Je dois d’abord noter que presque toute la ville était à la messe; quand je dis toute la ville, j’entends, comme bien on pense, les couches supérieures de notre société. On savait que la gouvernante s’y montrerait pour la première fois depuis son arrivée chez nous. Soit dit en passant, le bruit courait déjà qu’elle était libre penseuse et imbue des «nouveaux principes». Nos dames n’ignoraient pas non plus que Julie Mikhaïlovna serait vêtue avec un luxe et une élégance extraordinaires; aussi elles-mêmes faisaient-elles assaut de toilettes luxueuses et élégantes. Seule, Barbara Pétrovna était mise simplement, comme de coutume; depuis quatre ans, elle s’habillait toujours en noir. Arrivée à la cathédrale, elle alla occuper sa place habituelle au premier rang à gauche, et un laquais en livrée déposa devant elle un coussin en velours pour les génuflexions. Bref, tout se passa comme à l’ordinaire. Mais on remarqua aussi que, cette fois, elle pria pendant tout l’office avec une ferveur inaccoutumée; plus tard, quand on se rappela tout, on prétendit même avoir vu des larmes dans ses yeux. À l’issus de la cérémonie, notre archiprêtre, le père Paul, monta en chaire. Ses sermons étaient très-goûtés chez nous, et on l’engageait souvent à les faire imprimer, mais il ne pouvait s’y résoudre. Dans la circonstance présente, il parla fort longuement.
Pendant qu’il prêchait, une dame arriva à la cathédrale dans une légère voiture de louage, un de ces drochkis du temps passé où les dames ne pouvaient s’asseoir que de côté en se tenant à la ceinture du cocher, ce qui, du reste, ne les empêchait pas d’être secouées comme l’herbe au souffle du vent. Ces véhicules incommodes se rencontrent encore aujourd’hui dans notre ville. Le drochki s’arrêta au coin de la cathédrale, car devant la porte stationnaient une foule d’équipages et même des gendarmes. La dame descendit et offrit quatre kopecks au cocher.
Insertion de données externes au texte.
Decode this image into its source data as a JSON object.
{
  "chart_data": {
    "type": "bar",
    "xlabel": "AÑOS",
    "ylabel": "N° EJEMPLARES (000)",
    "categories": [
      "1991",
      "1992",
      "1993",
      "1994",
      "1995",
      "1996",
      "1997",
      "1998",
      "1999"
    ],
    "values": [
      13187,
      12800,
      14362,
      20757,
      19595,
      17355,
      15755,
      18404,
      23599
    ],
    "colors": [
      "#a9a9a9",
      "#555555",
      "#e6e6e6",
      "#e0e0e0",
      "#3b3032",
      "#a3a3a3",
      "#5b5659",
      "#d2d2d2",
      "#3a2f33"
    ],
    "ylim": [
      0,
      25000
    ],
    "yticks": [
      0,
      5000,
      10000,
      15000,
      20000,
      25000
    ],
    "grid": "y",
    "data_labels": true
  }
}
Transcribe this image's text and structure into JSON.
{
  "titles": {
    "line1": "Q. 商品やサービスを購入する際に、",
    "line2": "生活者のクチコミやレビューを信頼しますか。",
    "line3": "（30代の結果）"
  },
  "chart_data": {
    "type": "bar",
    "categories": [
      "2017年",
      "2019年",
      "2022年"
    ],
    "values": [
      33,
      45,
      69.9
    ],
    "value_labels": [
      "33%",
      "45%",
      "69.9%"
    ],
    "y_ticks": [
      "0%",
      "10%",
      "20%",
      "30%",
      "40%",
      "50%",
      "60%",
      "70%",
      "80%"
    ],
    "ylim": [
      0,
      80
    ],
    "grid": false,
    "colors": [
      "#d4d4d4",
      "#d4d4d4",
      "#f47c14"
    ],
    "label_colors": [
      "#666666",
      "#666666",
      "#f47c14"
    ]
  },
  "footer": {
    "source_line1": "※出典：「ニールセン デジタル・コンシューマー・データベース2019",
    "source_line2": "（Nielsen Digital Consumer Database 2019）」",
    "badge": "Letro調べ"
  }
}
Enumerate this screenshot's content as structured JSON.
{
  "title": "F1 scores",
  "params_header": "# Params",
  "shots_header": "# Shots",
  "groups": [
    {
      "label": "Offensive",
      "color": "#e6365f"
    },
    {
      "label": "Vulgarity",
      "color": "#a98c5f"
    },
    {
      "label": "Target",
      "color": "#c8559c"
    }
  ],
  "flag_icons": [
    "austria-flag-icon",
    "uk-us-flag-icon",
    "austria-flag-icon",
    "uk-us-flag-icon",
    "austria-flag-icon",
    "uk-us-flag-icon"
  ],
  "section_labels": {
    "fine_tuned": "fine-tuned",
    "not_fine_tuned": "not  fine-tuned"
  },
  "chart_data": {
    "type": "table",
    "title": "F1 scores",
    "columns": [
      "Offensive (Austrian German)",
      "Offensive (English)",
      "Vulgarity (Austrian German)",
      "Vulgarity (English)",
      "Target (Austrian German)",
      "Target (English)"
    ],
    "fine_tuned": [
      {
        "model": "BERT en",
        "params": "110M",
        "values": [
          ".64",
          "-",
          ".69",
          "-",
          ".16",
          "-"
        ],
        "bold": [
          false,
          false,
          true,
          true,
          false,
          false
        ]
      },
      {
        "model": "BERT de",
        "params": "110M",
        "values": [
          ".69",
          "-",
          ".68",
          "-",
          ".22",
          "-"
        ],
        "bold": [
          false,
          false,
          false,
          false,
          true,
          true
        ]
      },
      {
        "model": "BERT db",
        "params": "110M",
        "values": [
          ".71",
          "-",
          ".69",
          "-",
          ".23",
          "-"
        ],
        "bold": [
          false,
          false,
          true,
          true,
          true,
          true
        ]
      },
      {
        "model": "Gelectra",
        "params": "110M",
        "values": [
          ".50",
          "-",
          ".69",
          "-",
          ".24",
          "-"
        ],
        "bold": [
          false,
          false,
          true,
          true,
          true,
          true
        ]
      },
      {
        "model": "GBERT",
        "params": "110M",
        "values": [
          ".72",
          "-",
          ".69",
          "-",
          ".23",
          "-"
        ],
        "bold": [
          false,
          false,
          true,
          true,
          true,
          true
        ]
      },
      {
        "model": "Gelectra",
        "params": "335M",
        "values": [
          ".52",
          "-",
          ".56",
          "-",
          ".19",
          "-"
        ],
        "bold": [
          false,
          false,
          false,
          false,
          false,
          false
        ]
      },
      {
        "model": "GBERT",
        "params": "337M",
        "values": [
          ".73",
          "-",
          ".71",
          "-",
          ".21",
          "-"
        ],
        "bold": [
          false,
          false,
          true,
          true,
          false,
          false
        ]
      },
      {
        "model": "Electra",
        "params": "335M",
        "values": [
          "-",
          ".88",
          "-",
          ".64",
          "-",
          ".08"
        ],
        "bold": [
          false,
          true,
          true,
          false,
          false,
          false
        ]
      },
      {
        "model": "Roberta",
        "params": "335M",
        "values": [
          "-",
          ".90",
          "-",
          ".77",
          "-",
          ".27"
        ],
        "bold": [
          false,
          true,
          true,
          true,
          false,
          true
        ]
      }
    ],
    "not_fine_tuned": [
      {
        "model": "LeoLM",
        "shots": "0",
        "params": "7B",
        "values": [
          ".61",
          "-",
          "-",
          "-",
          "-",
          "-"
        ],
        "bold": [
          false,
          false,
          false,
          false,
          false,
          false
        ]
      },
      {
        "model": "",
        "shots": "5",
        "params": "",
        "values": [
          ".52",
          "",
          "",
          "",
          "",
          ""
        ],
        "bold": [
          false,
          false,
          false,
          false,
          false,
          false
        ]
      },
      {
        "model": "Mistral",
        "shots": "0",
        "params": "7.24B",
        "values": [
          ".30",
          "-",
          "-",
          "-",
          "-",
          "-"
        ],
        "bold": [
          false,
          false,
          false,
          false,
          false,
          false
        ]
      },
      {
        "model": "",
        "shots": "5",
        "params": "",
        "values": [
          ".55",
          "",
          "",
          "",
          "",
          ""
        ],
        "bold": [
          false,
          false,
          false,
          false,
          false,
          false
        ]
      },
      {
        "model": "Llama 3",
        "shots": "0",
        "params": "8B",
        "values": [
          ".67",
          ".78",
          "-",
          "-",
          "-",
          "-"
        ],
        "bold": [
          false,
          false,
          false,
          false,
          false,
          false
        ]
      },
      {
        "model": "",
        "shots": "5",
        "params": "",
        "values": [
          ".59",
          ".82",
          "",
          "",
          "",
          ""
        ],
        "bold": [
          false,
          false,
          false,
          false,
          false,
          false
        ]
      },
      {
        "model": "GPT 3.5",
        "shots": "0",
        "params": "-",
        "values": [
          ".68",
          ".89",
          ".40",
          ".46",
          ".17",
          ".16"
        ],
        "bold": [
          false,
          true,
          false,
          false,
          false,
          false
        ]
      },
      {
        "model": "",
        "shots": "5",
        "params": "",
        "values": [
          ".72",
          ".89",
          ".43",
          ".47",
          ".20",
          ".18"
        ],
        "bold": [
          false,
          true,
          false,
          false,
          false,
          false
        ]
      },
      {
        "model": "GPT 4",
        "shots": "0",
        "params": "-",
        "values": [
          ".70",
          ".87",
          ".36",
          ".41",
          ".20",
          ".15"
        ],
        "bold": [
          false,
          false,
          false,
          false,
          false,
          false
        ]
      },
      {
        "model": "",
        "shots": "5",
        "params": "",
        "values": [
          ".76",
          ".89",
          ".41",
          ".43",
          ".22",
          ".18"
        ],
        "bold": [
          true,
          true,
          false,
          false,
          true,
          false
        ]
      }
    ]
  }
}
– Eh bien! tu trouves que ce n’est pas assez, Vanka? s’écria-t-elle en voyant qu’il faisait la grimace, et elle ajouta d’une voix plaintive: – C’est tout ce que j’ai.
– Allons, que Dieu t’assiste! je t’ai chargée sans convenir du prix, répondit avec un geste de résignation Vanka dont le regard semblait dire: «Toi, ce serait péché de te faire de la peine.» Ensuite il serra dans son sein sa bourse de cuir, fouetta son cheval et s’éloigna poursuivi par les lazzi des autres cochers. Les railleries et les marques d’étonnement accompagnèrent aussi la dame pendant tout le temps qu’elle mit à se frayer un passage à travers les équipages et les valets qui encombraient les abords de la cathédrale. Le fait est qu’il y avait quelque chose d’étrange dans l’apparition soudaine d’une semblable personne au milieu de la foule. D’une maigreur maladive, elle boitait un peu et avait le visage excessivement fardé de rouge et de blanc. Quoique le temps fût froid et venteux, elle allait le col nu, la tête nue, sans mouchoir, sans bournous, n’ayant pour tout vêtement qu’une vielle robe de couleur sombre. Dans son chignon était piquée une de ces roses artificielles dont on couronne les chérubins le dimanche des Rameaux. Justement la veille, lors de ma visite chez Marie Timoféievna, j’avais remarqué dans un coin, au-dessous des icônes, un de ces chérubins dont le chef était ainsi orné de roses en papier. Pour comble, bien que la dame baissât modestement les yeux, elle ne laissait pas d’avoir sur les lèvres un gai et malicieux sourire. Si elle avait encore tardé un instant à pénétrer dans la cathédrale, on lui en aurait peut-être interdit l’entrée; elle réussit néanmoins à s’y glisser, et, une fois dans le temple, continua sa marche à travers la foule des fidèles qui remplissaient le saint lieu.